The Poisson ratio of the material equals 0,33. If I load a cube or a cylinder that is fixed at one end with compression force in ANSYS I can confirm that the ratio is 0,33 by dividing the lateral by longitudinal strain.

But when I load a geometry that is hollow with changing cross section the lateral/longitudinal ratios across the geometry change in unreasonable intervals that make no sense to me, because I was convinced that the ratio is always constant and does not depend on cross-section or shape. My question is, what does the ratio depend on and how? If somebody could direct me to some useful literature, it would be greatly appreciated.

  • For a hollow geometry with changing cross section, the stress is not uniaxial anymore, this is probably why you are not measuring the same ratio along the rod. – user190081 Nov 5 at 16:38

For simplicity lets assume you have a cylinder of length 20 cm which is made up of two short 10 cm cylinders, both hollow and have a 1 cm diameter hole drilled out of them, one has the cross section surface are of 2 cm^2 and the other thinner one has a cross section surface 1 cm.

Now we apply P = 2kN to the top of the cylinder.
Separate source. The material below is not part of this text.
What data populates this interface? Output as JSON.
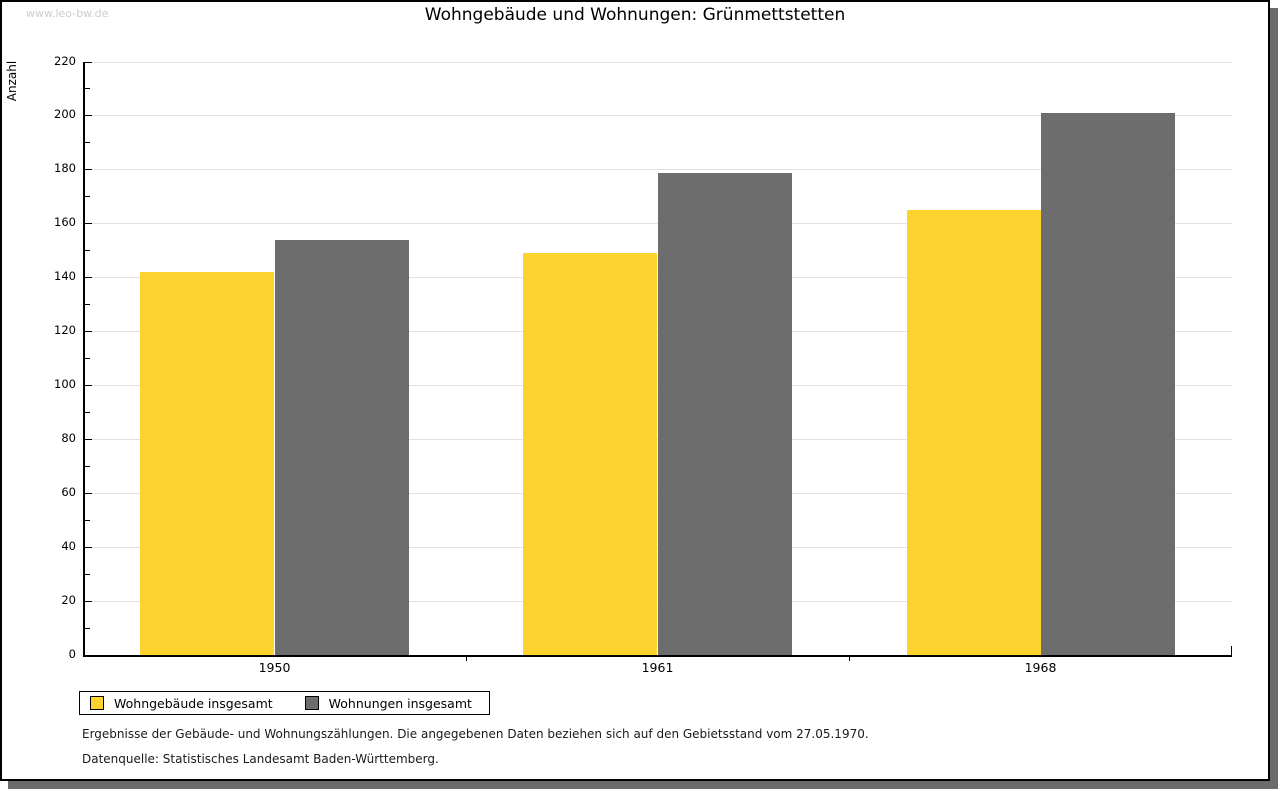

the stress on the thick part will be

$$ \sigma = 2\, \text{kN}/ 2\, \text{cm}^2 = \ 1\, \text{kN/cm}^2$$ but for the thinner part $$ \sigma = 2\, \text{kN}/ 1\, \text{cm}^2 = 2\,\text{kN/cm}^2. $$

So the thin section vertically strains twice and so horizontally its strain is two times more than the thick part.

Same idea applies to random changes in cross section of a bar, and even more complication arises when these changes have secondary stress concentration and distort the surface of strain plane along the length of the test sample.

  • If the horizontal and vertical components of strain say increase by factor 2, does that mean that the ratio lateral/longitudinal stays the same? Is it possible that, in case of the complicated random cross-sections in the structure and axial loading, the lateral strain is greater than the longitudianal strain? – jane7 Nov 6 at 12:00

The Poisson ratio is defined for a sufficiently uniform material (i.e., one for which the continuum assumption reasonably holds). If your material is not uniform, then what you're obtaining is some type of effective Poisson ratio, which could be just about anything and doesn't hold broad meaning. This is covered in most textbooks on elasticity or mechanics of materials.